WATCH: Stephen Douglas’ Defense of Popular Sovereignty
WATCH: Abraham Lincoln, Non-Abolitionist
B. Slavery and the Constitution
1. In the 1857 Dred Scott case, Chief Justice Roger B. Taney declared that “no negro slave ... and no descendant of such slave can ever be a citizen of any state, in the sense of that term as used in the Constitution of the United States.” In his response, Lincoln defends both the Declaration and the Constitution against Taney’s misrepresentations of those documents. How does Lincoln counter these slanders? What is Lincoln’s interpretation of the Declaration?
2. Lincoln believed that the Dred Scott case was wrongly decided. Douglas, on the other hand, expressed his agreement with the decision, and further argued that the Republicans, by questioning the rightness of the decision, were behaving in a revolutionary fashion, undermining the legitimacy of the government. How does Lincoln respond to this charge? Given what Lincoln says about his reverence for the Constitution and the law, is he contradicting his own principles? What is his view of judicial precedent?
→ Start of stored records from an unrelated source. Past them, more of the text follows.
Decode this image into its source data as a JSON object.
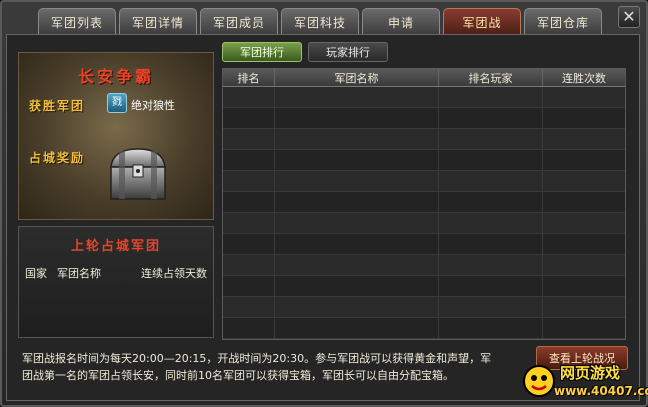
{
  "tabs": [
    {
      "label": "军团列表",
      "active": false
    },
    {
      "label": "军团详情",
      "active": false
    },
    {
      "label": "军团成员",
      "active": false
    },
    {
      "label": "军团科技",
      "active": false
    },
    {
      "label": "申请",
      "active": false
    },
    {
      "label": "军团战",
      "active": true
    },
    {
      "label": "军团仓库",
      "active": false
    }
  ],
  "close_icon": "close-icon",
  "event": {
    "title": "长安争霸",
    "winner_label": "获胜军团",
    "winner_emblem": "戮",
    "winner_name": "绝对狼性",
    "reward_label": "占城奖励",
    "reward_icon": "treasure-chest-icon"
  },
  "last_occupier": {
    "title": "上轮占城军团",
    "headers": [
      "国家",
      "军团名称",
      "连续占领天数"
    ]
  },
  "subtabs": [
    {
      "label": "军团排行",
      "active": true
    },
    {
      "label": "玩家排行",
      "active": false
    }
  ],
  "ranking_table": {
    "headers": [
      "排名",
      "军团名称",
      "排名玩家",
      "连胜次数"
    ],
    "rows": [
      [],
      [],
      [],
      [],
      [],
      [],
      [],
      [],
      [],
      [],
      [],
      []
    ]
  },
  "info": {
    "line1": "军团战报名时间为每天20:00—20:15，开战时间为20:30。参与军团战可以获得黄金和声望，军",
    "line2": "团战第一名的军团占领长安，同时前10名军团可以获得宝箱，军团长可以自由分配宝箱。"
  },
  "view_button": "查看上轮战况",
  "watermark": {
    "name": "网页游戏",
    "url": "www.40407.com"
  }
}
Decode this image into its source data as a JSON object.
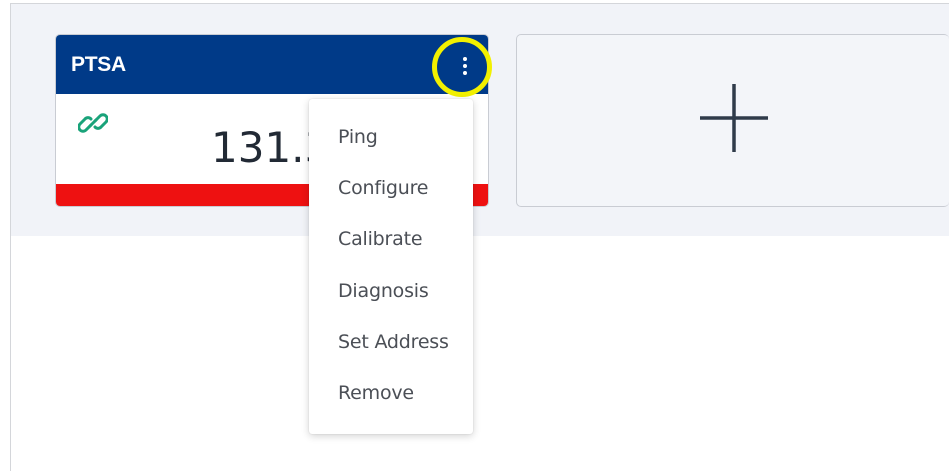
{
  "device_card": {
    "title": "PTSA",
    "value": "131.3",
    "status_color": "#ee1111",
    "header_color": "#003a88",
    "icon": "link-icon"
  },
  "add_card": {
    "icon": "plus-icon"
  },
  "menu_button": {
    "icon": "kebab-menu-icon",
    "highlight_color": "#f2f000"
  },
  "context_menu": {
    "items": [
      {
        "label": "Ping"
      },
      {
        "label": "Configure"
      },
      {
        "label": "Calibrate"
      },
      {
        "label": "Diagnosis"
      },
      {
        "label": "Set Address"
      },
      {
        "label": "Remove"
      }
    ]
  }
}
3. In his 1860 Cooper Union Address. Lincoln takes as his text for the speech a single sentence from Douglas which stated that “Our fathers, when they framed the Government under which we live, understood this question [the question of the powers of the federal government respecting slavery in the territories] just as well, and even better, than we do now.” Lincoln agrees with Douglas that the Founding Fathers had the right understanding and he proposes to show what that understanding was. How does Lincoln proceed and what does he accomplish in this speech?
WATCH: Lincoln’s Challenge to Dred Scott
C. Equality and Race
1. Where did Douglas and Lincoln stand on the relationship between races?
2. In the debates, Lincoln argues for the fundamental equality of all men and the right of African Americans to enjoy the fruit of their labor. However, he also declared his opposition to Negro suffrage, and political and social equality in general. As a result, commentators, both then and now, have accused Lincoln of not really believing in the principles of the Declaration. Is Lincoln sincere? Is he consistent?
3. What is the relationship between natural and political rights? With his words, is Lincoln foreclosing the possibility of civil rights for African Americans, or rather is he preparing the ground for later securing those rights?
4. How important was public opinion to Lincoln’s position on civil rights for African Americans? Note in particular what Lincoln says about the role of “universal” feelings in public life in his Peoria Address. Is Lincoln right to take public opinion into account?